<28> Comme je parle à la postérité aucune considération me retient, je ne garde aucun ménagement pour les Princes mes Contemporains, et je ne déguise rien sur mon propre sujet.

J'espère que la postérité pour laquelle j'écris voudra distinguer en moy le Philosophe du Prince et l'honnête homme du Politique, j'en dois faire l'aveu, il est bien difficile de conserver un Caractère pnr d'honnêteté et de Candeur, lorsque l'on est entrainé dans le Grand Tourbillon politique de l'Europe; on se voit sans cesse expose à être trahi par ses alliez, abandonné par ses amis, opprimé par les jalousies et par l'envie; et l'on se voit à la fin contraint d'opter entre la terrible resolution de sacrifier ses Peuples ou sa parole.

Du plus petit Etat jusqu'au plus grand, l'on peut compter que le Principe de s'aggrandir est la Loix fondamentale du Gouvernement, cette passion est aussi profondement enracinée dans chaque ministère que l'est au Vatican le Despotisme universel.

Les passions des Princes n'ont d'autre frein que le terme ou leurs forces se trouvant impuissantes ce sont les Loix constantes de la Politique Européenne, auxquelles il faut que tout Politique se plie; si quelque Prince avoit moins de soin de ses Intérêts que ses voisins, ils iroient toujours en se fortifiant, tandis qu'il resterait lui et plus vertueux et plus foible. Quest ce qui décide donc du bonheur de ce conflic d'ambition, ou tant d'homme? sont armés des mêmes armes pour se détruire et des mêmes ruses pour se tromper? C'est la pénétration et la prudence qui savent l'art de conduire avec sagesse les projets par plus d'un chemin à leur maturité.

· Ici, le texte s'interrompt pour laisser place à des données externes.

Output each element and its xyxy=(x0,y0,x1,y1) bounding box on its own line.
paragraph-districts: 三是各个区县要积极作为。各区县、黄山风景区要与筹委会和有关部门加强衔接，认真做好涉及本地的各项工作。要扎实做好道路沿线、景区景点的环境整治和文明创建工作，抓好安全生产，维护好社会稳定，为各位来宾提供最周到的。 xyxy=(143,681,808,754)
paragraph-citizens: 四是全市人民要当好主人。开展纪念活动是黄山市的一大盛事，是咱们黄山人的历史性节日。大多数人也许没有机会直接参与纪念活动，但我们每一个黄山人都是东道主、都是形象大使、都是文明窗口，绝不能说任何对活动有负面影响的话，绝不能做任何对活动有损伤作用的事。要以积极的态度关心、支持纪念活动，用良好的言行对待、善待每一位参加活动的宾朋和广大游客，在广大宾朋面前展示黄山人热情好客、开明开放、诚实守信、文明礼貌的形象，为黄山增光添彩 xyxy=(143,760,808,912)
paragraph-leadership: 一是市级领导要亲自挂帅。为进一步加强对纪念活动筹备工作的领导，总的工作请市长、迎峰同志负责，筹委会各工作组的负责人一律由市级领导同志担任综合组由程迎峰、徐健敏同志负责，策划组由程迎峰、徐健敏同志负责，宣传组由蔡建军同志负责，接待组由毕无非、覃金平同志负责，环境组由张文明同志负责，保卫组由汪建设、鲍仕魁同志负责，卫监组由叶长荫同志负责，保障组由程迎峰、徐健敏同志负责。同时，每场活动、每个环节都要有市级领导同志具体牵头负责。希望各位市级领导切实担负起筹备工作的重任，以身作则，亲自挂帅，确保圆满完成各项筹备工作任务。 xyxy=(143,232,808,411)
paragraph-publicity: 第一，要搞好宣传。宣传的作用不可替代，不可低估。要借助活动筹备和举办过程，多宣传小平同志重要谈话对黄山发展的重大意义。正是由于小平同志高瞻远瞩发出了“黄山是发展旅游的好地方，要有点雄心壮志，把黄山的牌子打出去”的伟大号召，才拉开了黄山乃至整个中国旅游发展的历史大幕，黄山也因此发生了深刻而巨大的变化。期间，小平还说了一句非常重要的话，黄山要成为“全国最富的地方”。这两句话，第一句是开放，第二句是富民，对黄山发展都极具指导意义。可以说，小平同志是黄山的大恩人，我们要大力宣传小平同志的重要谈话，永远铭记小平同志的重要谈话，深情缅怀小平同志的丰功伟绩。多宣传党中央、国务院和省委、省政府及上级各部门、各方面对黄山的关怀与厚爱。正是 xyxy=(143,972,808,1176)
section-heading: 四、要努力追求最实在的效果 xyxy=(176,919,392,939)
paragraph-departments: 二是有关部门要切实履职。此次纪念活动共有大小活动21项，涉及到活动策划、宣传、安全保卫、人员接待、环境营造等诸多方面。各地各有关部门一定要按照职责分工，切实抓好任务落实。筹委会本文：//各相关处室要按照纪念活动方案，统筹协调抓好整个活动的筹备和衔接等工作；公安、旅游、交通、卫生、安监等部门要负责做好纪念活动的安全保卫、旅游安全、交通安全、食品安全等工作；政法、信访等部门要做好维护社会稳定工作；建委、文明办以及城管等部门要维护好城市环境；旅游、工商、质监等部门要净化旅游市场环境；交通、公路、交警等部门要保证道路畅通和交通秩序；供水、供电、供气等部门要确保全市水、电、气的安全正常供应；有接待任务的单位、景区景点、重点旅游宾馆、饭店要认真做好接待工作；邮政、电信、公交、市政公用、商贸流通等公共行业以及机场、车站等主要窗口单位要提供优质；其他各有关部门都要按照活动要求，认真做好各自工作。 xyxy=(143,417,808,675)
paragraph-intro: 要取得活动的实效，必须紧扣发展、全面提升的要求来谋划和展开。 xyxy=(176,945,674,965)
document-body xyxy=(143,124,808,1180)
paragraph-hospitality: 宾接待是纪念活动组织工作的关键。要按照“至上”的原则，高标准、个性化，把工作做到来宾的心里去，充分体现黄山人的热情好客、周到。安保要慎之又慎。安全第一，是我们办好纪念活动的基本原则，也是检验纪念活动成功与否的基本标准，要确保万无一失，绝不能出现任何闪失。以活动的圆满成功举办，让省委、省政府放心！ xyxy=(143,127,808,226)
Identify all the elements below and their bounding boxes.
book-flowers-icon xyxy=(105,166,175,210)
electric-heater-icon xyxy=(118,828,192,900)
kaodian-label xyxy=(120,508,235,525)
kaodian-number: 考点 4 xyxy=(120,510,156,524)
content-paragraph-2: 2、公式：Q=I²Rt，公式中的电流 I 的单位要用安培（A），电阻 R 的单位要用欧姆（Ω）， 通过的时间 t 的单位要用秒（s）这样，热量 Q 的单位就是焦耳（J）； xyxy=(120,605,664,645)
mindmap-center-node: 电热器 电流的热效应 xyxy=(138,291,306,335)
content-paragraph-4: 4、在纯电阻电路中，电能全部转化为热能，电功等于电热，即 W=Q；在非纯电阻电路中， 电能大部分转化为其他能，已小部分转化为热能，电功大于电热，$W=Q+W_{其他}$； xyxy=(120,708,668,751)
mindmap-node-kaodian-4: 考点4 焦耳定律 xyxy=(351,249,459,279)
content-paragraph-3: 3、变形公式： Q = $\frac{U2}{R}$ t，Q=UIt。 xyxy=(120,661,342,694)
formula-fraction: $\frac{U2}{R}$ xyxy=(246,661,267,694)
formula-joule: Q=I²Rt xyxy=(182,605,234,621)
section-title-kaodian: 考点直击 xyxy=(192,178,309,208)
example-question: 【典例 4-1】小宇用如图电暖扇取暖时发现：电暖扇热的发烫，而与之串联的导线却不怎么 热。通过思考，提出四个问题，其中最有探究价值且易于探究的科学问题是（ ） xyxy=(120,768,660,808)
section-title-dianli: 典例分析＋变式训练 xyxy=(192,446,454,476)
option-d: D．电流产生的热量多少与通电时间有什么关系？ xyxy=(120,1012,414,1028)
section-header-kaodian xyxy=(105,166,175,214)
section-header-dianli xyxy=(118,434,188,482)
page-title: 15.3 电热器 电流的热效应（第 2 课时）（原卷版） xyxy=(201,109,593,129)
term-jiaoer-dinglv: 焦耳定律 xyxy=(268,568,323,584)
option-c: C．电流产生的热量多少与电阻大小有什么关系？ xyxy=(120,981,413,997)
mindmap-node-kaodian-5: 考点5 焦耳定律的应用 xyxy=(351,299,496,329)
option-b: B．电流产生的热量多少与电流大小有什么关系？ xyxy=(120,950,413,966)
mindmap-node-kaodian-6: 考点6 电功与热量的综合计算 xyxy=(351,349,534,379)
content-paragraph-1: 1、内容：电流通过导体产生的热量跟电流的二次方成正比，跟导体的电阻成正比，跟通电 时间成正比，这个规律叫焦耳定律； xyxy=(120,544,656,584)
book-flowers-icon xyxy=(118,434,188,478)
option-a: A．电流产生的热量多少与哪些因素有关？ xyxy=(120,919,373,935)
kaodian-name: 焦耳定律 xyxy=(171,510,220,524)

Cet art, je l'avoue paroit en bien des points contraire à la morale des particuliers, mais il ne l'est point à celle des Princes, qui par un consentement tacite et par tant d'exemples à citer se sont malheureusement donnez mutuellement le Privilège d'élever l'Edifice de leur ambition à quelque prix que ce soit, de suivre en tout ce qu'exige leur Intérêt, et d'emploïer à ces fins alternativements ou le fer, ou le feu, ou les intrigues, les ruses, et les négociations, et de négliger même l'observance scrupuleuse des traités, qui pour le dire au vrai ne sont que des sermens de fronde et de Perfidie.

Aucun état, nul Royaume, nulle Société d'hommes rassemblés en Republiques dont les Anales ne contiennent des Traités de politique de cette espèce; des alliances aussitôt rompues que faites; des traités de paix conclus, infractés et reconclus, à la différence près que la Politique des Etats faibles est plus timide que celle des Puissans, et que l'Europe dans le siècle civilisé où nous vivons rougiroit d'indignation, s'il se commettait des Crimes d'assassinat, et d'emprisonnements comme dans l'onzième et douzième siècle, il faut espérer qu'un tems plus éclairé encore viendra ou il sera adjugé à la bonne foy la Gloire qui luy est due.

Je ne pretens point faire l'Apologie de la Politique que l'usage constant des nations a légitimée jusqu'à nos jours, j'expose seulement d'une façon simple les raisons qui me semblent, qui ce me semble obligent tout Prince de suivre la pratique qui autorise la fourbe et l'abus de la Puissance, et je dis ingénument que ses voisins se prévaudroient de sa droiture, et que par un faux préjugé et un jugement vicieux on attribueroit à Foiblesse ce qui ne seroit que Vertu en Lui.